The Wall Street Journal reports President Obama’s proposed budget calls for the minimum passenger-security fee — the charge initiated after the Sept. 11 terrorist attacks to fund extra airport security — to double from $2.50 to $5 per trip this year, and rise to $7.50 by 2018. The move would generate an extra $25.5 billion over 10 years, $18 billion of which will go into the general fund for debt reduction.
Tacking such fees onto travel expenses is becoming an increasingly popular way for local, state, and the Federal government to raise revenue, experts say. “The easiest kind of tax to pass at a local level is the kind of tax that falls on someone else,” says Ed Perkins, a contributing editor for SmarterTravel.com http://www.smartertravel.com. Local and state governments often levy taxes and surcharges on hotels and car rentals to build sports stadiums, repair roads and fund other projects. Last year, Hawaii, for example, increased its daily surcharge for car rentals from $3 to $7.50 to help reduce the state’s deficit. Airfare surcharges are more limited: the Federal Aviation Administration allows for airports to collect up to $4.50 per passenger for airport improvements. That revenue may also help offset funds needed from local governments, Perkins says.

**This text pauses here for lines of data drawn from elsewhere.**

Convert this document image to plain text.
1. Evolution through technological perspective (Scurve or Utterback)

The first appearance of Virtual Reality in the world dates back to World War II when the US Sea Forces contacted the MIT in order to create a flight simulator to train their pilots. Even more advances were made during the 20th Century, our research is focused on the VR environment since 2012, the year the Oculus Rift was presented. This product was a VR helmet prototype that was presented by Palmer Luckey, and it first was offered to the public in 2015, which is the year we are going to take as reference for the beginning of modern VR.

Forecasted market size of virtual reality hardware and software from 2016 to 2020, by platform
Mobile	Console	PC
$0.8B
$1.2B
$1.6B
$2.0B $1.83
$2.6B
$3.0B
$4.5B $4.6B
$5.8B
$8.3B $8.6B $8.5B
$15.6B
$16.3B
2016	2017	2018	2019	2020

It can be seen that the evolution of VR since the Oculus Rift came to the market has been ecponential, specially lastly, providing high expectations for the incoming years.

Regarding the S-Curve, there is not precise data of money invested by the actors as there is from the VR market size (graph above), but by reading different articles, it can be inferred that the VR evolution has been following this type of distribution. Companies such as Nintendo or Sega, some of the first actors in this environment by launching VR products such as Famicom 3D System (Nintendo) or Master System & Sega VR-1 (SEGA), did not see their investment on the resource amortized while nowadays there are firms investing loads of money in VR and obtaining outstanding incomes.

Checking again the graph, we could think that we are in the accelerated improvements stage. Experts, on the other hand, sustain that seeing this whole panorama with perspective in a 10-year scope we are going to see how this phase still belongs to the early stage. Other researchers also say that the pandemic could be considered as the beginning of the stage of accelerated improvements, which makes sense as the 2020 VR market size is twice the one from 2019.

But it’s unclear whether the budget proposal’s fees will stick. “Consumers are already sensitive to higher prices,” says Rick Seaney, chief executive of fare-tracking site FareCompare.com. As we’ve previously reported, taxes and fees on airfare are up 37% since 2001, and currently account for about 20% of the total cost to fly. Higher fees could also hurt airline operations, he says, leading to fewer carriers in some markets – and in turn, higher prices overall. When the government first floated the possibility of higher fees in October, the Air Transport Association of America warned it could keep some consumers from flying, leading to cuts in service and industry jobs.